Primeira década da obra de Joel Zito Araújo é revisitada em mostra

“Joel Zito Araújo: Uma Década em Vídeo” tem início nesta quarta, 24 de abril, e segue até 3 de maio, em três espaços da cidade

Patrícia Cassese | Editora Assistente

A partir desta quarta-feira, 24 de abril, três espaços culturais de Belo Horizonte passam a receber a mostra “Joel Zito Araújo: Uma Década em Vídeo”, que, como o próprio nome se debruça sobre a produção de um dos mais importantes cineastas brasileiros contemporâneos.

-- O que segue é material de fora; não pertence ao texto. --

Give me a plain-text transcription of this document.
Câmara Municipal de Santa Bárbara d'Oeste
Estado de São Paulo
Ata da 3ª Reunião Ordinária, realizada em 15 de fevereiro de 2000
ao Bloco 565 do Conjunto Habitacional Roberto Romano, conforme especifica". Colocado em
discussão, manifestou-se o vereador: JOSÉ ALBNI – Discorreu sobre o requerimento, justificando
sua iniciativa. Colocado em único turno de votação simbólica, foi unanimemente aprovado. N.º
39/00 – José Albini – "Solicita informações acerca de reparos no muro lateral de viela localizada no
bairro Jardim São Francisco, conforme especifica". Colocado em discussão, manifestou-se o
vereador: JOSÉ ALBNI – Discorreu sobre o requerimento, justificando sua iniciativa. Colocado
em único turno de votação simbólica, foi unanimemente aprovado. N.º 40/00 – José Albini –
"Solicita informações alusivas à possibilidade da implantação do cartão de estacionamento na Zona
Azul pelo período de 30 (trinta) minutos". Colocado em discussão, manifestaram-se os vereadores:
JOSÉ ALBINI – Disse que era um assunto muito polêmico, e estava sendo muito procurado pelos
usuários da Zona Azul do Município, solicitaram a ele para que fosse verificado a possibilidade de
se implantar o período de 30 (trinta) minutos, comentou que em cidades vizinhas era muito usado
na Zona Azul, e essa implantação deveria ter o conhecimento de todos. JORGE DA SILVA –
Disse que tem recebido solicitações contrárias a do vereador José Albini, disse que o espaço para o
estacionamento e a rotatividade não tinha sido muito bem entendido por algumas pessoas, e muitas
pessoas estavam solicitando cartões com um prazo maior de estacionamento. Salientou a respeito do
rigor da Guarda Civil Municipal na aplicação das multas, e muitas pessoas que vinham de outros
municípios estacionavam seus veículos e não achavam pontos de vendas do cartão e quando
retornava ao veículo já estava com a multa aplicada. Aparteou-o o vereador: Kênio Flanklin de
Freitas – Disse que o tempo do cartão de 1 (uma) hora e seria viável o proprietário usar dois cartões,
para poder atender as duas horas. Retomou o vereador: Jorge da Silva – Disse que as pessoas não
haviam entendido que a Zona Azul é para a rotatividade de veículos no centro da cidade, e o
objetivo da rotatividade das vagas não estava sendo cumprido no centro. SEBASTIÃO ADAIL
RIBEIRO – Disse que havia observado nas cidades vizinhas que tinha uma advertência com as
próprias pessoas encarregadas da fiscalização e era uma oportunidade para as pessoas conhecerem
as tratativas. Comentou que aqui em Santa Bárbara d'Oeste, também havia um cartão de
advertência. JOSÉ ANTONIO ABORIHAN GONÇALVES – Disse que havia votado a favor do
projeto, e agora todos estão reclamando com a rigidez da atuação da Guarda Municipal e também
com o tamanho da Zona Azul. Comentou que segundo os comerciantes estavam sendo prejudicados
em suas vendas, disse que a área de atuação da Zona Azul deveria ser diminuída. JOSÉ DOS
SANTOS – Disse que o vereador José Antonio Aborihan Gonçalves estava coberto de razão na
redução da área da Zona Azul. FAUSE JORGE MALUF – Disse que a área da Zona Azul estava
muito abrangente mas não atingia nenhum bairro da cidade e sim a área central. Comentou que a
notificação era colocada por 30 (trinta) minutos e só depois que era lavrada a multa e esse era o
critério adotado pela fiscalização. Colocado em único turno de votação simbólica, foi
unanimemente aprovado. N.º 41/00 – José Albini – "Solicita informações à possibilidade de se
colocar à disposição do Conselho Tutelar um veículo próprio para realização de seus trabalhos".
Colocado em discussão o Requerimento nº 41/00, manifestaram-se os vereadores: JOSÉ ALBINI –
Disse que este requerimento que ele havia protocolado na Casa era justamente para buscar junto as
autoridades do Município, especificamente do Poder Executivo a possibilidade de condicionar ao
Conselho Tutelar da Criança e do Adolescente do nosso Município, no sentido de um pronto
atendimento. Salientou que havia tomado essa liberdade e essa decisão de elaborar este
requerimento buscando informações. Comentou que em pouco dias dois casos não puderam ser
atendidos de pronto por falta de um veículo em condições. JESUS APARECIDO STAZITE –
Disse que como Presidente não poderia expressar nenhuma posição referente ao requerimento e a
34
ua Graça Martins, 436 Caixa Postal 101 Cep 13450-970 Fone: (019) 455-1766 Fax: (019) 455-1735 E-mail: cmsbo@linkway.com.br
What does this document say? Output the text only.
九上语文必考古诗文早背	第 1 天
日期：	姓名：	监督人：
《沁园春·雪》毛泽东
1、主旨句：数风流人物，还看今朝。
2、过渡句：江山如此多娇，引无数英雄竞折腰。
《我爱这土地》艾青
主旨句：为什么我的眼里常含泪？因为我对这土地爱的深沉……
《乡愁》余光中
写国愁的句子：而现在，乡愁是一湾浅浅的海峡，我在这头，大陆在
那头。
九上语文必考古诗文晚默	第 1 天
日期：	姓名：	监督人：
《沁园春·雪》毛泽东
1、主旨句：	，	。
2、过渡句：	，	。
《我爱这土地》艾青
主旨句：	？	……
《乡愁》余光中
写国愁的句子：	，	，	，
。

No entanto, a iniciativa, que se estende até o dia 3 de maio, traz um recorte particular: a primeira década de produção audiovisual do mineiro (de Nanuque).

Com curadoria e realização dos cineastas Álvaro Andrade e Vinícius Andrade, a mostra está dividida em três campos temáticos: “Vanguarda das Lutas: Mulheres Negras na Conquista de Direitos”, “Movimentos Negros: Faces de uma Luta Coletiva” e “Das Fábricas às Ruas: Memória e Atualidade das Lutas Trabalhistas no Brasil”.

Roda de conversa

Primeiramente, as sessões terão vez no Centro Cultural Vila Santa Rita, nos dias 24 e 25 de abril, a partir das 17h30. Na sequência, no Cine Santa Tereza, de 26 a 28 de abril, com aula magna de Joel Zito Araújo em 26 de abril, às 19h, e presença de intérprete de libras. A roda de conversa traz o grupo de pesquisa Poéticas da Experiência. Na data, será lançado o catálogo da mostra. Por fim, no Centro Cultural Zilah Sposito, nos dias 2 e 3 de maio. Cereja do bolo: toda a programação é gratuita.

Oe projeto é realizado com recursos da Lei Municipal de Incentivo à Cultura de Belo Horizonte, por meio do Edital BH nas Telas, na modalidade Fundo. Todas as sessões da mostra serão comentadas e terão, como debatedores, os pesquisadores Ewerton Belico, Alessandra Brito, Nicole Batista e Edinho Vieira.

Para falar mais sobre a homenagem, a reportagem do Culturadoria conversou com Joel Zito Araújo. Confira, a seguir, alguns trechos.

Recorte da mostra

Joel Zito Araújo conta que foi “um choque agradável”, o de ter encontrado pessoas com a iniciativa de reorganizar o que ele produziu no recorte proposto. “Ou seja, não só exibir, como também buscar os meus parceiros da época, colher opiniões sobre o processo… Enfim, foi muito importante, até mesmo porque estou num período de muita atividade. Na verdade, a partir do momento em que fui me tornado mais conhecido e respeitado, foram aumentando as minhas chances de fazer cinema. Então, nos últimos dez anos, trabalhando em um filme atrás do outro”.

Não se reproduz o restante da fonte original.